According to him, “The fiscal year is not necessarily synonymous with the calendar year,” stressing that while the calendar year remained a fixed 12-month construct running from January to December, the fiscal year was “a juridical and legislative creation.”

He said, “Where the prevailing Appropriation Act or related legislative instrument authorises expenditure, implementation, or validity beyond the ordinary 12-month cycle, the operative fiscal year correspondingly assumes that legally extended character.”

The DG Budget noted that Nigeria’s fiscal administration had over the years operated outside a strict January–December framework through statutory extensions, supplementary appropriations, continuing resolutions, rollover authorisations and Appropriation (Repeal and Re-enactment) Acts.

He stated that “In substance and in law, therefore, the fiscal year becomes not merely a chronological concept, but a legislatively sustained expenditure window.”

Yakubu said the practice was neither unusual nor unconstitutional, citing examples from other jurisdictions including the United States and India where fiscal years differ from the calendar year.

He said, “In the United States, for example, the federal fiscal year runs from October 1 to September 30 pursuant to statutory prescription rather than the calendar year, while in India the fiscal year historically runs from April 1 to March 31.”

He argued that Sections 80 and 81 of the 1999 Constitution did not impose a rigid 12-month implementation cycle for public expenditure, but instead required that withdrawals from the Consolidated Revenue Fund be backed by valid legislative approval.

According to him, “Where the National Assembly lawfully extends, reenacts, or preserves expenditure authority beyond a single calendar year, such authority remains legally valid and enforceable until its expiration under law.”

The statement also referenced judicial precedents within Commonwealth public finance jurisprudence, including the Nigerian Supreme Court decision in Attorney-General of Bendel State v.

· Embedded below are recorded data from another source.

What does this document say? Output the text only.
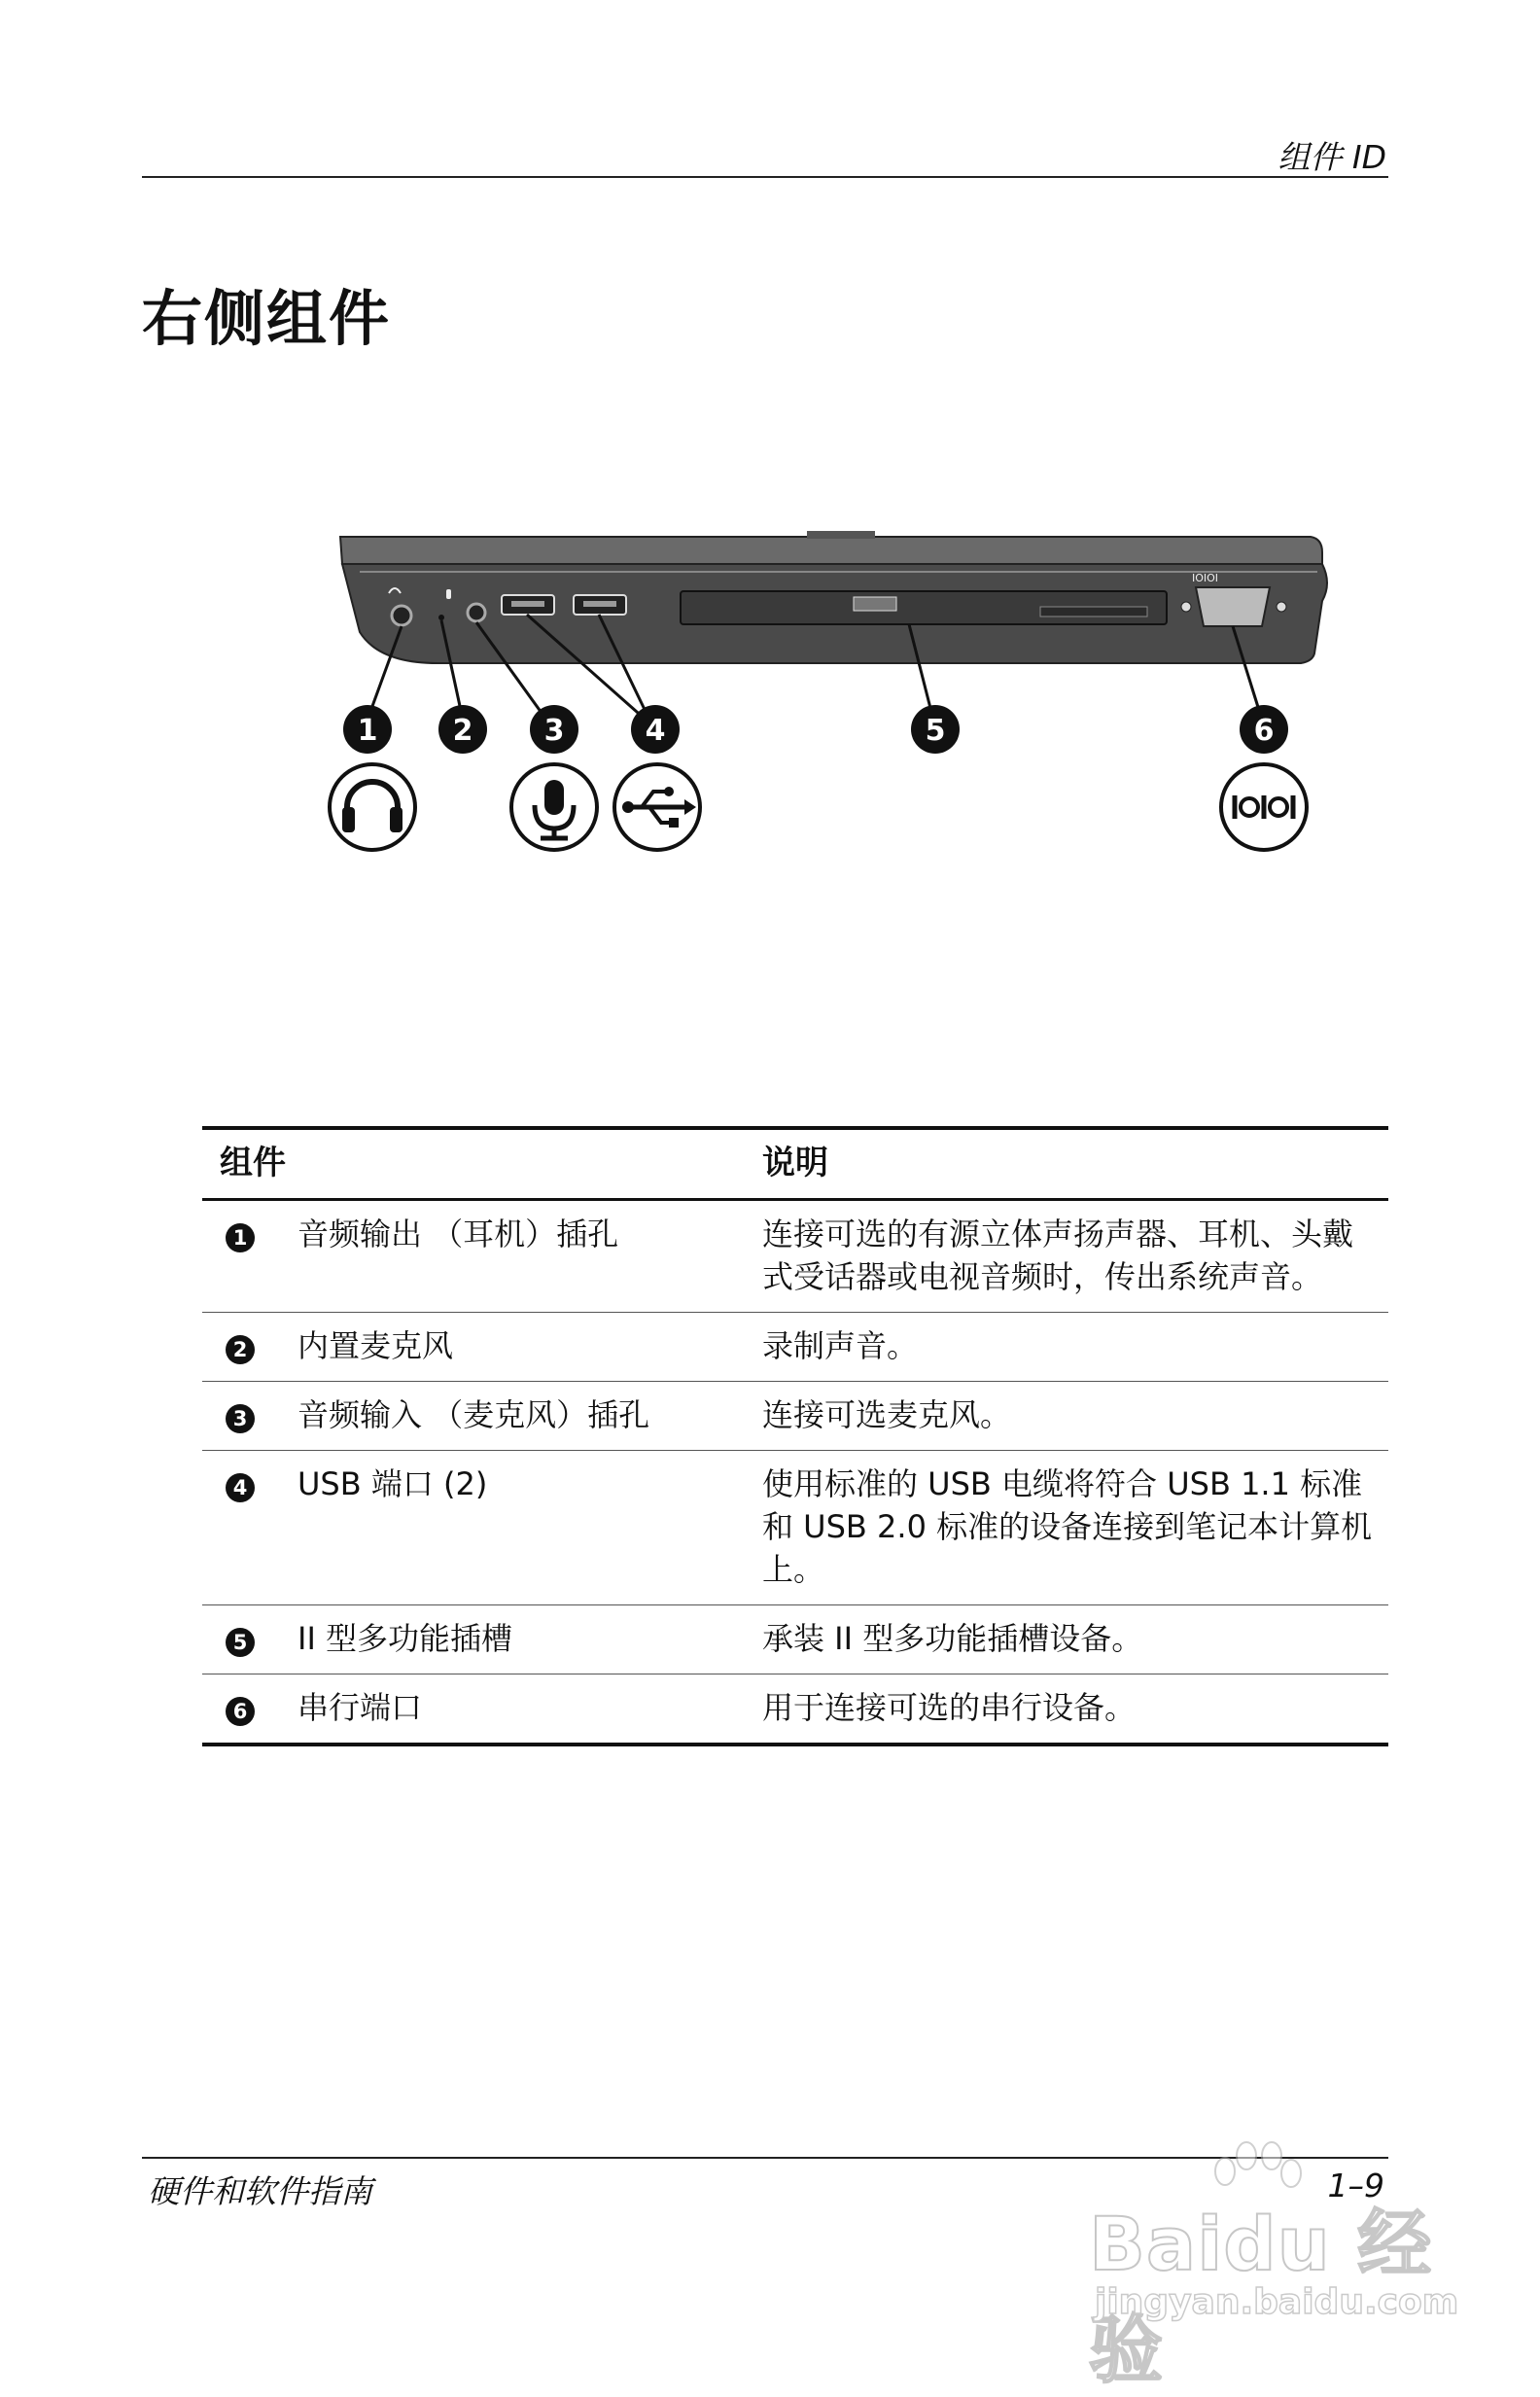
组件 ID
右侧组件
IOIOI
1	2 3	4	5	6
组件		说明
1	音频输出 （耳机）插孔	连接可选的有源立体声扬声器、耳机、头戴式受话器或电视音频时，传出系统声音。
2	内置麦克风	录制声音。
3	音频输入 （麦克风）插孔	连接可选麦克风。
4	USB 端口 (2)	使用标准的 USB 电缆将符合 USB 1.1 标准和 USB 2.0 标准的设备连接到笔记本计算机上。
5	II 型多功能插槽	承装 II 型多功能插槽设备。
6	串行端口	用于连接可选的串行设备。
硬件和软件指南	1–9
Baidu 经验
jingyan.baidu.com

Attorney-General of the Federation, which underscored legislative supremacy over public expenditure authorisation.

The budget office further pointed to fiscal disruptions experienced globally during and after the COVID-19 pandemic, noting that several countries extended budget implementation windows to address procurement delays, revenue shocks and project continuity challenges.

Yakubu said Nigeria had similarly extended implementation periods in the past to prevent abandonment of ongoing projects, protect contractor liquidity and preserve jobs.

He disclosed that following the 2025 budget adjustments, the budget office commenced extensive reconciliations covering revenue performance reviews, expenditure alignment, financing updates, cash management adjustments and inter-agency coordination to ensure the integrity and accuracy of the reports.

According to him, the outstanding Quarterly Budget Implementation Reports “are being finalised and will be released in phases over the coming weeks.”

He added that the office was also upgrading its digital reporting infrastructure and harmonisation systems to improve the timeliness and analytical quality of future fiscal reports.

He reaffirmed the federal government’s commitment to the principles of open budgeting, fiscal discipline, transparency, constitutional compliance, and accountable public financial management in accordance with global best practices.